Sterne stared at him. “You’re saying… that the container in the Mercedes didn’t contain heroin?”
“Only sufficient traces to make us believe it must have been full.”
“But why?”
“To make us assume — as we did — that a fresh line had been started, using cars from the south of France, so that we’d keep the closest possible watch on that route. And what was the point of that? It’s hard fact that if you have limited manpower and need to concentrate on one particular aspect of your work, other aspects must inevitably suffer. So in this case they were making certain that a boat arriving from Spain would probably not be subjected to more than a cursory search. In other words, you were sucker-bait.”
“I didn’t smuggle in heroin, either knowingly or unknowingly?”
“Technically, I can’t answer as to the smuggling — I don’t know whether the traces found constitute a sufficient quantity to fall within the legal definition of smuggling. That you didn’t know what was going on, I now have not the slightest doubt.”

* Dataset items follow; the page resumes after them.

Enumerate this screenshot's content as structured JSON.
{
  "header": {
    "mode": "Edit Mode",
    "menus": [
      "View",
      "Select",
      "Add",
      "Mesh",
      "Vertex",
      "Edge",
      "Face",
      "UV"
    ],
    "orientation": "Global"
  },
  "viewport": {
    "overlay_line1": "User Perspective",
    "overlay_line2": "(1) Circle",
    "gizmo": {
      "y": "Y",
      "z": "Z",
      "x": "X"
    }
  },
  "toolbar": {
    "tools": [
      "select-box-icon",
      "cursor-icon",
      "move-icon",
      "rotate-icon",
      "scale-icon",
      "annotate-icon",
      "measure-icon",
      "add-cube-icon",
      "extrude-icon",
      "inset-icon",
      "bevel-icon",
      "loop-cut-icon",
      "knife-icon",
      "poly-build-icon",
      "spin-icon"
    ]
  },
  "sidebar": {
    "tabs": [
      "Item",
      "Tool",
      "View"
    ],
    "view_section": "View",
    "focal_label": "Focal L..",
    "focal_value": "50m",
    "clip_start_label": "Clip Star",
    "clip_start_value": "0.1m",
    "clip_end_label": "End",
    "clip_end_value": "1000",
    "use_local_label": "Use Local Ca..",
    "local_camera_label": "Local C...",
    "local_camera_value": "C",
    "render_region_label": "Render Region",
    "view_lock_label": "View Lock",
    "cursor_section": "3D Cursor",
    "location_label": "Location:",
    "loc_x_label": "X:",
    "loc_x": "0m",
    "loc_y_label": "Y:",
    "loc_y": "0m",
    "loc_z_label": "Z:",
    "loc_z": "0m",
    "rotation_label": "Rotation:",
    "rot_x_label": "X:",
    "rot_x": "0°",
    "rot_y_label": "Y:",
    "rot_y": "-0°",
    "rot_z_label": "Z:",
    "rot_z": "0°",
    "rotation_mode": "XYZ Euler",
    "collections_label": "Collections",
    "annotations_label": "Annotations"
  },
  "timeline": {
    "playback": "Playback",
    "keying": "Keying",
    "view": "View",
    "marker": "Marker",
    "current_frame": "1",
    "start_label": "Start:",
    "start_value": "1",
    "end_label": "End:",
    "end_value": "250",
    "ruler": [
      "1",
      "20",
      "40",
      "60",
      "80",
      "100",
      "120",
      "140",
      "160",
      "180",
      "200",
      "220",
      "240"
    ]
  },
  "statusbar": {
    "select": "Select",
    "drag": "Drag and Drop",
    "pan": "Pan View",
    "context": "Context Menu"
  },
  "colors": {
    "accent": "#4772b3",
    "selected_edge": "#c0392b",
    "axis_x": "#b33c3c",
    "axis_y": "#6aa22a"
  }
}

“Then what happens about my case?”
“Proceedings were adjourned because of your injury. All fresh evidence will be sent to the DPP who’ll undoubtedly order that at the trial no evidence is submitted by the prosecution and, I imagine, that a statement is made making it quite clear that you were innocent of knowingly trying to import drugs.”
Sterne found it difficult fully to comprehend that his nightmare was over.
“You will still be faced with
two proceedings. There’ll be an inquiry into the deaths of the men who were trying to kill you — even if it’s clear that you were justified in what you did — and you’ll be charged with attempting to import a vehicle without paying the appropriate tax.”
“To hell with that!”
“I imagine most people will echo those sentiments.”
Sterne said: “I can return to France?”
“As soon as I’ve arranged for the handing back of your passport. I think it’ll be best for everyone if you travel on yours next time.” He stood.
“I owe you a lot.”
“Do you? It’s probably more accurate to say that really you’ve got yourself to thank — a case of justice unjustly served but justly found… But if you should feel slightly in debt…” He stopped.
“Yes?”
“You might tell me how in the hell you got back into this country. I’ve been losing sleep trying to work it out.”